The Gandiva Expression Compiler#

Gandiva is a runtime expression compiler that uses LLVM to generate efficient native code for compute on Arrow record batches. Gandiva only handles projections and filters; for other transformations, see Compute Functions.

Gandiva was designed to take advantage of the Arrow memory format and modern hardware. From the Arrow memory model, since Arrow arrays have separate buffers for values and validity bitmaps, values and their null status can often be processed independently, allowing for better instruction pipelining. On modern hardware, compiling expressions using LLVM allows the execution to be optimized to the local runtime environment and hardware, including available SIMD instructions. To reduce optimization overhead, many Gandiva functions are pre-compiled into LLVM IR (intermediate representation).

Expression, Projector and Filter#

To effectively utilize Gandiva, you will construct expression trees with TreeExprBuilder, including the creation of function nodes, if-else logic, and boolean expressions. Subsequently, leverage Projector or Filter execution kernels to efficiently evaluate these expressions.
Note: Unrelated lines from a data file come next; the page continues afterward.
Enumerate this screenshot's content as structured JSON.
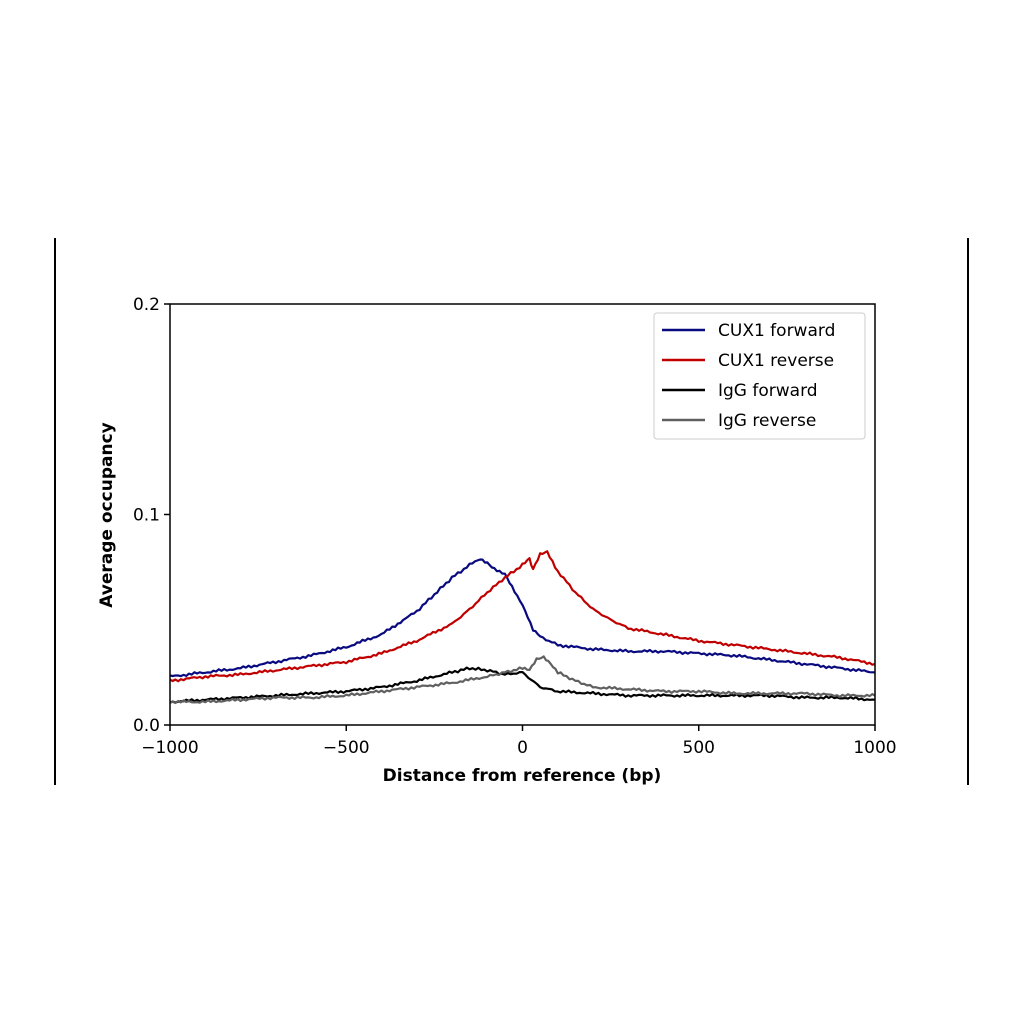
{
  "chart_data": {
    "type": "line",
    "title": "",
    "xlabel": "Distance from reference (bp)",
    "ylabel": "Average occupancy",
    "xlim": [
      -1000,
      1000
    ],
    "ylim": [
      0,
      0.2
    ],
    "xticks": [
      {
        "value": -1000,
        "label": "−1000"
      },
      {
        "value": -500,
        "label": "−500"
      },
      {
        "value": 0,
        "label": "0"
      },
      {
        "value": 500,
        "label": "500"
      },
      {
        "value": 1000,
        "label": "1000"
      }
    ],
    "yticks": [
      {
        "value": 0,
        "label": "0.0"
      },
      {
        "value": 0.1,
        "label": "0.1"
      },
      {
        "value": 0.2,
        "label": "0.2"
      }
    ],
    "grid": false,
    "legend_position": "top-right",
    "series": [
      {
        "name": "CUX1 forward",
        "color": "#0a0a80",
        "x": [
          -1000,
          -900,
          -800,
          -700,
          -600,
          -500,
          -400,
          -300,
          -250,
          -200,
          -150,
          -120,
          -100,
          -80,
          -50,
          -30,
          0,
          30,
          50,
          100,
          200,
          300,
          400,
          500,
          600,
          700,
          800,
          900,
          1000
        ],
        "y": [
          0.023,
          0.025,
          0.027,
          0.03,
          0.033,
          0.037,
          0.043,
          0.054,
          0.062,
          0.07,
          0.076,
          0.079,
          0.077,
          0.074,
          0.072,
          0.066,
          0.057,
          0.045,
          0.042,
          0.038,
          0.036,
          0.035,
          0.035,
          0.034,
          0.033,
          0.031,
          0.029,
          0.027,
          0.025
        ]
      },
      {
        "name": "CUX1 reverse",
        "color": "#c00000",
        "x": [
          -1000,
          -900,
          -800,
          -700,
          -600,
          -500,
          -400,
          -300,
          -200,
          -150,
          -100,
          -50,
          0,
          20,
          30,
          50,
          70,
          100,
          150,
          200,
          250,
          300,
          400,
          500,
          600,
          700,
          800,
          900,
          1000
        ],
        "y": [
          0.021,
          0.023,
          0.024,
          0.026,
          0.028,
          0.03,
          0.034,
          0.04,
          0.048,
          0.055,
          0.063,
          0.07,
          0.076,
          0.079,
          0.074,
          0.081,
          0.082,
          0.073,
          0.063,
          0.055,
          0.05,
          0.046,
          0.043,
          0.04,
          0.038,
          0.036,
          0.034,
          0.032,
          0.029
        ]
      },
      {
        "name": "IgG forward",
        "color": "#000000",
        "x": [
          -1000,
          -900,
          -800,
          -700,
          -600,
          -500,
          -400,
          -300,
          -200,
          -150,
          -100,
          -50,
          0,
          50,
          100,
          200,
          300,
          400,
          500,
          600,
          700,
          800,
          900,
          1000
        ],
        "y": [
          0.011,
          0.012,
          0.013,
          0.014,
          0.015,
          0.016,
          0.018,
          0.021,
          0.025,
          0.027,
          0.026,
          0.024,
          0.025,
          0.018,
          0.016,
          0.015,
          0.014,
          0.014,
          0.014,
          0.014,
          0.014,
          0.013,
          0.013,
          0.012
        ]
      },
      {
        "name": "IgG reverse",
        "color": "#606060",
        "x": [
          -1000,
          -900,
          -800,
          -700,
          -600,
          -500,
          -400,
          -300,
          -200,
          -100,
          -50,
          0,
          20,
          40,
          60,
          80,
          100,
          150,
          200,
          300,
          400,
          500,
          600,
          700,
          800,
          900,
          1000
        ],
        "y": [
          0.011,
          0.011,
          0.012,
          0.013,
          0.013,
          0.014,
          0.016,
          0.018,
          0.02,
          0.023,
          0.025,
          0.027,
          0.026,
          0.031,
          0.032,
          0.029,
          0.025,
          0.021,
          0.018,
          0.017,
          0.016,
          0.016,
          0.015,
          0.015,
          0.015,
          0.014,
          0.014
        ]
      }
    ]
  }
}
See Gandiva Expression, Projector, and Filter for more details.

External Functions Development#

Gandiva offers the capability of integrating external functions, encompassing both C functions and IR functions. This feature broadens the spectrum of functions that can be applied within Gandiva expressions. For developers looking to customize and enhance their computational solutions, Gandiva provides the opportunity to develop and register their own external functions, thus allowing for a more tailored and flexible use of the Gandiva environment. See Gandiva External Functions Development Guide for more details.